You can learn the stories behind America's favorite songs at the Motown Museum; you might even get to sing in the famous Studio A. See America's treasures like the bus where Rosa Parks made her historic ride, along with gleaming historic cars, at the Henry Ford Museum/Greenfield Village in nearby Dearborn. Count on at least a full day to take it all in. Around Halloween, they have adult-friendly trick or treating at night amongst the historic houses! While Greenfield Village has several dining options, the most unique is Eagle Tavern, which is an actual 1831 Michigan tavern serving 60% local period fare. You'll find delicious offerings like juicy quails, whitefish, hard apple cider and Michigan corn liquor. Count on Dearborn for Middle Eastern food. Al-Ameer serves homemade specialties and fresh raw juices.

In the museum district on the city's main drag - Woodward Avenue -- listen to rare music recordings on the gorgeous third floor of the Detroit Public Library, for free. Learn about Detroit's history and pop culture at the Detroit Historical Museum, which takes controversial bits of its history and challenges you to see both sides of the issue. The Detroit Institute of Arts houses a wide range of art in a setting just as glorious as its collection. Don't miss the world-famous Diego Rivera mural.

Since the Detroit River being such a narrow crossing to Windsor, Ontario, the area was an important stop along the Underground Railroad. Sander's is a 134-year-old dessert parlor that served what is believed to be the first ice cream soda. With several locations -- including the tony suburb of Birmingham -- their caramel tea cake is a must eat. The Mackinac Island fudge ice cream (rich vanilla fudge with chocolate chips) topped with caramel pear sauce redefines decadence.
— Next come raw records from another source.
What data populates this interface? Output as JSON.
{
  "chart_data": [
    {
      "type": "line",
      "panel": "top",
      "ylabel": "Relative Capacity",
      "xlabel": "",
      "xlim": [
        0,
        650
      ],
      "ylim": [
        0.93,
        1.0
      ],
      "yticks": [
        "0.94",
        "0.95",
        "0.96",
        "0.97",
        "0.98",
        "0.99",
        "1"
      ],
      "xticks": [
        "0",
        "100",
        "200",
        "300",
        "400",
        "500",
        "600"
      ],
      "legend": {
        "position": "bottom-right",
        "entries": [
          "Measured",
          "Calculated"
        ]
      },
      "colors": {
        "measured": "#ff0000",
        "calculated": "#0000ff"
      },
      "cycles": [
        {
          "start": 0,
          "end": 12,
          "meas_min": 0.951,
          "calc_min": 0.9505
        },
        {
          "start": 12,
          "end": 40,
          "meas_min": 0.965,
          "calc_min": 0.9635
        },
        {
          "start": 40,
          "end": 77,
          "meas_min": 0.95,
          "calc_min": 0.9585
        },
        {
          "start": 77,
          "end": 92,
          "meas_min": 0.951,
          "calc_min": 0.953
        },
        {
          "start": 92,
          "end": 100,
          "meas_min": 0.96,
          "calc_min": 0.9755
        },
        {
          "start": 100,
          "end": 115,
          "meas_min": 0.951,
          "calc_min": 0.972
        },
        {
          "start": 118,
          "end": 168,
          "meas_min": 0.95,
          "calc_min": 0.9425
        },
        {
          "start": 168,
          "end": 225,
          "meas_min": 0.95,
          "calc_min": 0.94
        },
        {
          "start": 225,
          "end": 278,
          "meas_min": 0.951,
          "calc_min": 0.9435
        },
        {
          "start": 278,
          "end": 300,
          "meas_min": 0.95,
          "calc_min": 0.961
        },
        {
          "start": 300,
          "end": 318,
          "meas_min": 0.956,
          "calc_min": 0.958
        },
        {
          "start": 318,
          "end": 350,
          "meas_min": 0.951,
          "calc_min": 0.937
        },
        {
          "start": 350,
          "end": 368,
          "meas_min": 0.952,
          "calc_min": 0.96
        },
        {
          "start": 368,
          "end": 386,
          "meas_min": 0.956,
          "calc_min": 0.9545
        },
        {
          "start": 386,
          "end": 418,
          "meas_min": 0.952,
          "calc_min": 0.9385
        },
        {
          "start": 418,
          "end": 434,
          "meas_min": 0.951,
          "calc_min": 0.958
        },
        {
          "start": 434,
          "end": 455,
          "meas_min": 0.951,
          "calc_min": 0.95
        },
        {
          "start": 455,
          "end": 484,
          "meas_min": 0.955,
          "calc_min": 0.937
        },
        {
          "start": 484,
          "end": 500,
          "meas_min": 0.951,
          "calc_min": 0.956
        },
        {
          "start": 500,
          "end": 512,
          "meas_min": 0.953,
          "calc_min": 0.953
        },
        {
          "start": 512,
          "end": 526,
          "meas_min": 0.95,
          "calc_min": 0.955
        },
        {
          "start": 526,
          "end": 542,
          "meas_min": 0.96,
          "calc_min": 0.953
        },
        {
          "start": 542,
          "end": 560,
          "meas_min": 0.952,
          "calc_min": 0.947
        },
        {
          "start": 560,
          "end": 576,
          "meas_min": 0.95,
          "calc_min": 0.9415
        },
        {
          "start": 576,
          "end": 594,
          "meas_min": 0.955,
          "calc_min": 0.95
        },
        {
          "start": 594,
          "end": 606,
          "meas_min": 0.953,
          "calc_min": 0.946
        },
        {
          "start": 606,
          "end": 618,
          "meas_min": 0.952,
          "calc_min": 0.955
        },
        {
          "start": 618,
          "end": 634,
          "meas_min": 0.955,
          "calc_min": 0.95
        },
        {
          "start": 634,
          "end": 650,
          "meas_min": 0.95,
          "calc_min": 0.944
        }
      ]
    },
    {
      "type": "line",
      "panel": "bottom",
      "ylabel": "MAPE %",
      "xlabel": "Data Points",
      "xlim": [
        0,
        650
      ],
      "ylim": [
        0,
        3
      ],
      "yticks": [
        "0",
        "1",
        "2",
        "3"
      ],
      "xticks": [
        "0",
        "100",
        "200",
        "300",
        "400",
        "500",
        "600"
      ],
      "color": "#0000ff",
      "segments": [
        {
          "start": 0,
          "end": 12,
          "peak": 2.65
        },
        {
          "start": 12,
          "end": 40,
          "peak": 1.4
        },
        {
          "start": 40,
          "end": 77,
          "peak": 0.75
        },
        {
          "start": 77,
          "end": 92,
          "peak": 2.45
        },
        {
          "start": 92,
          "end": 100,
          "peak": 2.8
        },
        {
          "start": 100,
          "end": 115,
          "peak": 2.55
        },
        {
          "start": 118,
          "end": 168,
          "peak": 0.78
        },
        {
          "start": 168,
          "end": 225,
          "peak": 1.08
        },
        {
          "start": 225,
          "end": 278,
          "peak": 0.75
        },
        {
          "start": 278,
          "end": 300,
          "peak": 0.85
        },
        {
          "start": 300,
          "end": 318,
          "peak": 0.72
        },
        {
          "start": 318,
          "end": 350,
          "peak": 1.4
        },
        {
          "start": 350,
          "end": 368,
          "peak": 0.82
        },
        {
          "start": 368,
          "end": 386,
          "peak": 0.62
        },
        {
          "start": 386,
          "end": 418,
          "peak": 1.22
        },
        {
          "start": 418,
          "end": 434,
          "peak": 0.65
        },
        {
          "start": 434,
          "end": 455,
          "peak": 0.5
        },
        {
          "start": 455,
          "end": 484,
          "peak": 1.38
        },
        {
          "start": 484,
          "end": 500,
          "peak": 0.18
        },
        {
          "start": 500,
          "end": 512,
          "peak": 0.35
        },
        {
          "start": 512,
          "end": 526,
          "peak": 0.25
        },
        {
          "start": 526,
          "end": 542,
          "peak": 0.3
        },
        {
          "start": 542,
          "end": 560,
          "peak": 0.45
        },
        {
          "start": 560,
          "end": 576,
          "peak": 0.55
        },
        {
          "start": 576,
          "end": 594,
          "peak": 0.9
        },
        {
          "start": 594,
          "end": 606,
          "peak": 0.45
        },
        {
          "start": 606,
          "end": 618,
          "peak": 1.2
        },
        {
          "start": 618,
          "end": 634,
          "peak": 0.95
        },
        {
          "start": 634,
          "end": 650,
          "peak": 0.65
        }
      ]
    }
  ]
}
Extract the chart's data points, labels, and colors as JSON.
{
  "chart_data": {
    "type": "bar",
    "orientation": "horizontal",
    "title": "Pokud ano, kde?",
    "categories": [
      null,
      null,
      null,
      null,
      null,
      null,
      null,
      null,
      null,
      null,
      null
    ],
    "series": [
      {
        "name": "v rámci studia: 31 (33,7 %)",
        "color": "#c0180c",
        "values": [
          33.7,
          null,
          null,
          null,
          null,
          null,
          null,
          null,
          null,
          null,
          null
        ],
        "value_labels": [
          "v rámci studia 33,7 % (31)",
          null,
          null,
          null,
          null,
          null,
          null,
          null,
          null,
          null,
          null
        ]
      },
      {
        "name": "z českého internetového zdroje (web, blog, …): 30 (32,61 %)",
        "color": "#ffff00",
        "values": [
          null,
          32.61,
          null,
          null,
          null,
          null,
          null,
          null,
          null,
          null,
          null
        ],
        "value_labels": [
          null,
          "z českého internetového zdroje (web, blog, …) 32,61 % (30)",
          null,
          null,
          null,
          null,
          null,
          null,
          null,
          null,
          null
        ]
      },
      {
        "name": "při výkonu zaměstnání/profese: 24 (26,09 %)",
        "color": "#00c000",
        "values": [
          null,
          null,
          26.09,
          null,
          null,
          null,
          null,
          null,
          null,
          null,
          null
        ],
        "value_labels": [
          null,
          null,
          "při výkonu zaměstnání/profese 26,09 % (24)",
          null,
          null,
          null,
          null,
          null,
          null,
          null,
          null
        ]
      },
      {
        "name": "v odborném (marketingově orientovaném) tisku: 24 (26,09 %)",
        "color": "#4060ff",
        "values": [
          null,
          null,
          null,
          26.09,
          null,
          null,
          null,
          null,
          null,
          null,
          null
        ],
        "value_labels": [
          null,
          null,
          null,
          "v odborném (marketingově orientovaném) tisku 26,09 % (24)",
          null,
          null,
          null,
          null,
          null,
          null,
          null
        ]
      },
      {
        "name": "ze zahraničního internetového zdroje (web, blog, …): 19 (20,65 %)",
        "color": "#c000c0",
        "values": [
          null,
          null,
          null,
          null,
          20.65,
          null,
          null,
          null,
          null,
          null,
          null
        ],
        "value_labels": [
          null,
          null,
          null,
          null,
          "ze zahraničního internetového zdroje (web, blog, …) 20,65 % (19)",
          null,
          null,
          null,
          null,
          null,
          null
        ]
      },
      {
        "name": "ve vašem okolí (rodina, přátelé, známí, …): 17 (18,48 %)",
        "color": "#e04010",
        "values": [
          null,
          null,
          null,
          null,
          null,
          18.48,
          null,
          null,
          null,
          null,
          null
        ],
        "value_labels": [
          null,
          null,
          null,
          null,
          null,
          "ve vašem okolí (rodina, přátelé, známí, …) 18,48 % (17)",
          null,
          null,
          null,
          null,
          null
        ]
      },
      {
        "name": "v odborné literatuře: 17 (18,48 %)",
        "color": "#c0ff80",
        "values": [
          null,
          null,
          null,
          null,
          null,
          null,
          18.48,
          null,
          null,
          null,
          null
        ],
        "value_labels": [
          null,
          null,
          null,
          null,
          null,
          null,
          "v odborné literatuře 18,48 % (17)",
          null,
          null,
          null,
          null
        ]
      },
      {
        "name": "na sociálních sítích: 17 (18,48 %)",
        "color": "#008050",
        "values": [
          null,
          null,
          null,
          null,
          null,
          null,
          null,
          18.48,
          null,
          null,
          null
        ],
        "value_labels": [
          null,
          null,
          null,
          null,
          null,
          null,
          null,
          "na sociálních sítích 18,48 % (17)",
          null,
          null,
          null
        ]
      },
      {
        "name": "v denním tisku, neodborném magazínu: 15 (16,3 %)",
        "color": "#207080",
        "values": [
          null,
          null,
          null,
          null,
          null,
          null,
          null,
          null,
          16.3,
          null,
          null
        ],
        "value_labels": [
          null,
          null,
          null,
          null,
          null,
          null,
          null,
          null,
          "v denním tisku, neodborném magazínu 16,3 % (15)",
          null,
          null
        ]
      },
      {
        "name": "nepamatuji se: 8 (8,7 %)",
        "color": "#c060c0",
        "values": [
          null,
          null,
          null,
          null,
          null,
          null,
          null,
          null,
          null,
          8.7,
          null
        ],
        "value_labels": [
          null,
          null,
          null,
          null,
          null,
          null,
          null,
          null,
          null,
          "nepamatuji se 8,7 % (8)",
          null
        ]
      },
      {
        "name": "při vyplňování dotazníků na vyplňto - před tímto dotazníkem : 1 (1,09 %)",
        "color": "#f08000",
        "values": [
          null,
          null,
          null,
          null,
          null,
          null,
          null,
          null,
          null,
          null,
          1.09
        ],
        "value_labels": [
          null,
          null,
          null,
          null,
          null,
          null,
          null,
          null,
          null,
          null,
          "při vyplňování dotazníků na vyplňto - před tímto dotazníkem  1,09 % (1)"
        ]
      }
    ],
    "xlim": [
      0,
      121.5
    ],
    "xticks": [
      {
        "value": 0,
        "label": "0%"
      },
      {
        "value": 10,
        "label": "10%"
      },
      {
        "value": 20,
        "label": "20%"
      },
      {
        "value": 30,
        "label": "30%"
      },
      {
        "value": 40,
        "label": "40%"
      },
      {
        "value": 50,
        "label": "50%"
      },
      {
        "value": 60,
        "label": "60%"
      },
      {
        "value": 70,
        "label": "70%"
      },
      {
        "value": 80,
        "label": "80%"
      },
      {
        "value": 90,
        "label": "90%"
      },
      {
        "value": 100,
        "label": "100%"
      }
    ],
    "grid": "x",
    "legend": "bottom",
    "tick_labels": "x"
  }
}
The scoops are HUGE.

Cadieux Café was featured on Anthony Bourdain's "No Reservations." A Belgian restaurant/pub, it has live music and featherbowling. Pegasus is a family-owned restaurant in Greektown, connected to the Greektown Casino, that's open until 4 a.m. on weekends. Their spanakopita is creamy, not overcooked, and full of fresh nutmeg. Their saganaki (flaming cheese) has a choice of kasseri or the more pungent halloumi cheese. The Whitney is an elegant restaurant housed in a historic downtown mansion. Try their Detroit Opera Cake.

For a country feeling downtown, stay at the Inn on Ferry Street: a collection of six historic homes with different styles. I wish someone would film the gorgeous homes that people still live in, not merely the blight.

Detroit, you're still beautiful to me!